Unless you’re very disciplined in using a credit card, chances are, one day you’ll find yourself at least a little behind on credit card payments. Those who rely on their credit cards to fill the gap between what they make and the amount they need to spend each month will continue to grow the amount of debt they have from month to month.
The best practice, before figuring out what to do with the credit card balances you already have, is to first look at your current credit card habits and figure out whether or not they are healthy ones to have. In order to stop the cycle of debt and owing more than you make, is to first evaluate whether or not you live within your means. If you are or are planning on making changes to your current spending habits, follow the steps listed below to move your current balances that are accruing interest to credit cards with a zero interest balance transfer offers.
Why transfer balances?
For those not well-versed in credit card practices, this could seem like a waste of time. If you’re making payments on the balances you currently have, what is the use in transferring balances to separate cards? The answer is interest. The percentage of interest your current balance is carrying could be the difference in whether you’re able to pay down your debt in a year or in three years. If your balances aren’t in zero interest credit cards, you could be only putting a small percentage of your monthly payment toward the principal balance, meaning you’re actually only paying on interest. Meaning that pair of pants you bought for $30 a year ago, could be costing you upwards of $50 or more, depending on the level of interest.

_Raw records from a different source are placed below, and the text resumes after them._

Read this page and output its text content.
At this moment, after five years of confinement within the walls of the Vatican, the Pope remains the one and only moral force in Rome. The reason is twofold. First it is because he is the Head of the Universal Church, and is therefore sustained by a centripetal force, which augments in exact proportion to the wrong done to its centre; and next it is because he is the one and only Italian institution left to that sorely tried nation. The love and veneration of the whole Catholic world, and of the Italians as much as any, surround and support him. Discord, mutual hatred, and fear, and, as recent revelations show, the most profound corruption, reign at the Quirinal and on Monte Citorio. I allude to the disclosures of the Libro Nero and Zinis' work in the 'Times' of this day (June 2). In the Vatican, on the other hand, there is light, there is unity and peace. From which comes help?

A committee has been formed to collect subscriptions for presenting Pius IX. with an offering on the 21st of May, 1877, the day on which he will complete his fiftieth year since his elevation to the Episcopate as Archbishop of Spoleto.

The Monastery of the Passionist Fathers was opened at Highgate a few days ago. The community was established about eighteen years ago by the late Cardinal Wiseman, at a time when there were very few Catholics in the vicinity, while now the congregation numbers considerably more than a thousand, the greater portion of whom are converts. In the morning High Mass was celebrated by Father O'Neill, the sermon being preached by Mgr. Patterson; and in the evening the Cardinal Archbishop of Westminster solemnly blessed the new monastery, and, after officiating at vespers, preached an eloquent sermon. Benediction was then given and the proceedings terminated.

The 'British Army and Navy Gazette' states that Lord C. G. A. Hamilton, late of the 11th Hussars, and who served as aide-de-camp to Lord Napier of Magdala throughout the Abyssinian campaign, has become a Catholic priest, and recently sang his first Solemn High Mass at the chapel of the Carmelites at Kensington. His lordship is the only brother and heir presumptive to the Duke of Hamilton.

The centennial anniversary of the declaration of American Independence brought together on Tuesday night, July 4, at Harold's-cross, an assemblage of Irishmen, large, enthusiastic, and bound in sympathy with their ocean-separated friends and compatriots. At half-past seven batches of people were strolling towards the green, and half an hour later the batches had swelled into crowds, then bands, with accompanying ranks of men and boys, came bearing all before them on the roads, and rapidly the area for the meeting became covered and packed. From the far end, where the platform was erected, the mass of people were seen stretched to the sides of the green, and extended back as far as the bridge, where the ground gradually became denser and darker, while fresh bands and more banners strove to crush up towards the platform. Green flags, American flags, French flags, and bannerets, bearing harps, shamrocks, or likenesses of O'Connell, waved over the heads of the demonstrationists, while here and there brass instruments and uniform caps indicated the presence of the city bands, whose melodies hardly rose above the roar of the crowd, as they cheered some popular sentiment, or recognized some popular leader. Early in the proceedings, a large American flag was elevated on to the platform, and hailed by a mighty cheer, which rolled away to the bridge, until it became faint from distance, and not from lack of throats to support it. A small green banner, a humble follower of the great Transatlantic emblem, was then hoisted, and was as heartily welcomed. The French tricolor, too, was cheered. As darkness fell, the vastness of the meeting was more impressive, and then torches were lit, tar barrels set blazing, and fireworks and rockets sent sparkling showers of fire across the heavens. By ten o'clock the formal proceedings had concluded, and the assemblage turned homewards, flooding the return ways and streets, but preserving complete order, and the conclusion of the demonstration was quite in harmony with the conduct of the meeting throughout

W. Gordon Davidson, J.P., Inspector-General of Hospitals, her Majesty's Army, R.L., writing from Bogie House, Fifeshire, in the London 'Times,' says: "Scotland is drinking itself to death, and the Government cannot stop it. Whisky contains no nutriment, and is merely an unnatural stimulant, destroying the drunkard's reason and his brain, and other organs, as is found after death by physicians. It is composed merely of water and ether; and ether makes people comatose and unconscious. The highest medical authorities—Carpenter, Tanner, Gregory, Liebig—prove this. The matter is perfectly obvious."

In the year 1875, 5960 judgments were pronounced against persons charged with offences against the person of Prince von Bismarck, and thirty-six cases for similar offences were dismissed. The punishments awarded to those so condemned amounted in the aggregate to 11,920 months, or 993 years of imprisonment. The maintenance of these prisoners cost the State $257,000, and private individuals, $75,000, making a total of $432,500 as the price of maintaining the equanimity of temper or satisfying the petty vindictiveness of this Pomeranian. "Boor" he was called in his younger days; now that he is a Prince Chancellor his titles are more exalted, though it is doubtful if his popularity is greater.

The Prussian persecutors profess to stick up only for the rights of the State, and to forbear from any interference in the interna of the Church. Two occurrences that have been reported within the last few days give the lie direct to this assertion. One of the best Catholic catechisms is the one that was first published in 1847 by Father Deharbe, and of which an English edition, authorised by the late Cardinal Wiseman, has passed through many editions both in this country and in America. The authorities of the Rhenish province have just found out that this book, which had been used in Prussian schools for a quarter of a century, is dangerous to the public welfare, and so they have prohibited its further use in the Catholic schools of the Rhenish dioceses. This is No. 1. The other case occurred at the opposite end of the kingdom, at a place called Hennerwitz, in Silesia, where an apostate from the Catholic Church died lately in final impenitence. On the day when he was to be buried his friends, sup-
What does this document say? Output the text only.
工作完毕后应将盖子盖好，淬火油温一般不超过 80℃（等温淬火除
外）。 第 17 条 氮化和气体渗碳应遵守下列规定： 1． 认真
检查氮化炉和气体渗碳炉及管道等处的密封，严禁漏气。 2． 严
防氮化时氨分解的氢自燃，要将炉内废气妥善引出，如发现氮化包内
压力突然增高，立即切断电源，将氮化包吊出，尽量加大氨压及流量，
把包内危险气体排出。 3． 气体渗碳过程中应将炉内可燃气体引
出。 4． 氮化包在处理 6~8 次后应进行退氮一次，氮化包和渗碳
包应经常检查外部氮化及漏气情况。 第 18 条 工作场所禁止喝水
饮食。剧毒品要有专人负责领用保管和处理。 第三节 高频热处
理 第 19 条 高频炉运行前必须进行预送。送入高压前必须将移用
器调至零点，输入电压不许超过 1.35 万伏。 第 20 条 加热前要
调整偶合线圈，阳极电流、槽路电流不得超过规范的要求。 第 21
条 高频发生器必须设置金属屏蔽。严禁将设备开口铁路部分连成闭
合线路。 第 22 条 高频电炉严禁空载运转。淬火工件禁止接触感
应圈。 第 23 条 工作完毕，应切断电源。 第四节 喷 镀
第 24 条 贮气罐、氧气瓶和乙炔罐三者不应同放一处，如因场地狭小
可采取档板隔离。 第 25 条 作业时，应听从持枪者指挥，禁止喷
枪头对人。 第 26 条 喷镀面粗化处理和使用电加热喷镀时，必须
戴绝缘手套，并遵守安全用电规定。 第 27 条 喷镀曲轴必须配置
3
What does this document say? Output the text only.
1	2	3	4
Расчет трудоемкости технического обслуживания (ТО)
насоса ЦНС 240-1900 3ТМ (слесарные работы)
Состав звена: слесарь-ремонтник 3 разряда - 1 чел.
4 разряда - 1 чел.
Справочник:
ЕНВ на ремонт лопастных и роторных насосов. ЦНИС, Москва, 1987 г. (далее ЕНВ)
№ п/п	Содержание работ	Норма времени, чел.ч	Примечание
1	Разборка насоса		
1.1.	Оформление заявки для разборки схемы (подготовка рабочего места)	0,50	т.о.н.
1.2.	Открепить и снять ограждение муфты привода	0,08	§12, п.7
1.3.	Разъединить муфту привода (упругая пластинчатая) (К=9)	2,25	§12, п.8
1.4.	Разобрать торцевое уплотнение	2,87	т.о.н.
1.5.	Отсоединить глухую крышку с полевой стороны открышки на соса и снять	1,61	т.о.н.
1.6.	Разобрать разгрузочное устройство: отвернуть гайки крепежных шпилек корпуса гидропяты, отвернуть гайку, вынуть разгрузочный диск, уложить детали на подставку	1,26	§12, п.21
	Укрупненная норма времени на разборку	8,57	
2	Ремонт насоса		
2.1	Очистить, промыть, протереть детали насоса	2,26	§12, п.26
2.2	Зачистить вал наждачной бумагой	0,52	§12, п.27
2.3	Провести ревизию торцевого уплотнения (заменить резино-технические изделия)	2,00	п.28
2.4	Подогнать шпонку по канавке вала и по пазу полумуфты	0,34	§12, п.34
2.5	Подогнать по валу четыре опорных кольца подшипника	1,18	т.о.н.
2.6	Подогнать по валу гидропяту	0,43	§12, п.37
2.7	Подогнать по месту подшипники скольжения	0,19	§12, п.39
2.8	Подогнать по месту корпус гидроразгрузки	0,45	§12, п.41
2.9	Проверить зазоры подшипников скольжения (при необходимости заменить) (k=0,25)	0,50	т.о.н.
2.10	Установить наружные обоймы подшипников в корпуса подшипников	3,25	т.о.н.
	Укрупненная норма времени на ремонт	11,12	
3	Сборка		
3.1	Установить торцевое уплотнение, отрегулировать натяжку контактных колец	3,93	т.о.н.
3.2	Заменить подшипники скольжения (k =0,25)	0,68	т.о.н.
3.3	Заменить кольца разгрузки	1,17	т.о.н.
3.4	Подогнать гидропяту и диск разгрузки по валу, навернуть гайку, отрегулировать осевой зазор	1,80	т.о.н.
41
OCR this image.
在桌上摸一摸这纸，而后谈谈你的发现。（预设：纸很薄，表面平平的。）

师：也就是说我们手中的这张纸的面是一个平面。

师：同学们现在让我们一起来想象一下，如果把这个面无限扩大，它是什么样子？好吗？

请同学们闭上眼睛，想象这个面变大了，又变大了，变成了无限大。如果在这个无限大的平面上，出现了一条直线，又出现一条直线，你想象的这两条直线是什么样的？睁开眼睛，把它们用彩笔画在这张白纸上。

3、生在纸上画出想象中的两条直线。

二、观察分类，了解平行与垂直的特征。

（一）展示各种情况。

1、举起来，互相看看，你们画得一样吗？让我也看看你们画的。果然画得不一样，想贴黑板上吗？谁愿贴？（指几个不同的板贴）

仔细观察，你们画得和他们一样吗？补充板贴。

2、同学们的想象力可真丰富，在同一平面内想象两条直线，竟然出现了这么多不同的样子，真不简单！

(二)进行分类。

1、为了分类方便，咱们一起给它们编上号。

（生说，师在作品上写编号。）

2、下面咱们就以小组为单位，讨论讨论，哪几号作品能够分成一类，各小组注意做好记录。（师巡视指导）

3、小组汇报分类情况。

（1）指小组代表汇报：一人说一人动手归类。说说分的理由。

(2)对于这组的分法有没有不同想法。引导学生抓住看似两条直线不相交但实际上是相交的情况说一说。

Figure out your interest rate
Before shopping around at different credit card companies for a 0% interest introductory rate, check your current balance and also current interest rate. It’s best to know what you have been paying and see if your current credit card company has any offers you can take advantage of to transfer your balance. If you have been paying on your balances regularly, your credit card company is going to want to keep you around and will likely work with you if you want to get the balance to a zero-interest account.
Pay it off
Once you’re able to get the balance to a zero interest account, it’s time to start putting money toward the total balance. You’ll typically have a year to 18 months to pay on the balance at the zero interest introductory rate. Make sure to take this time to pay it off and try not to accrue more debt within this time period.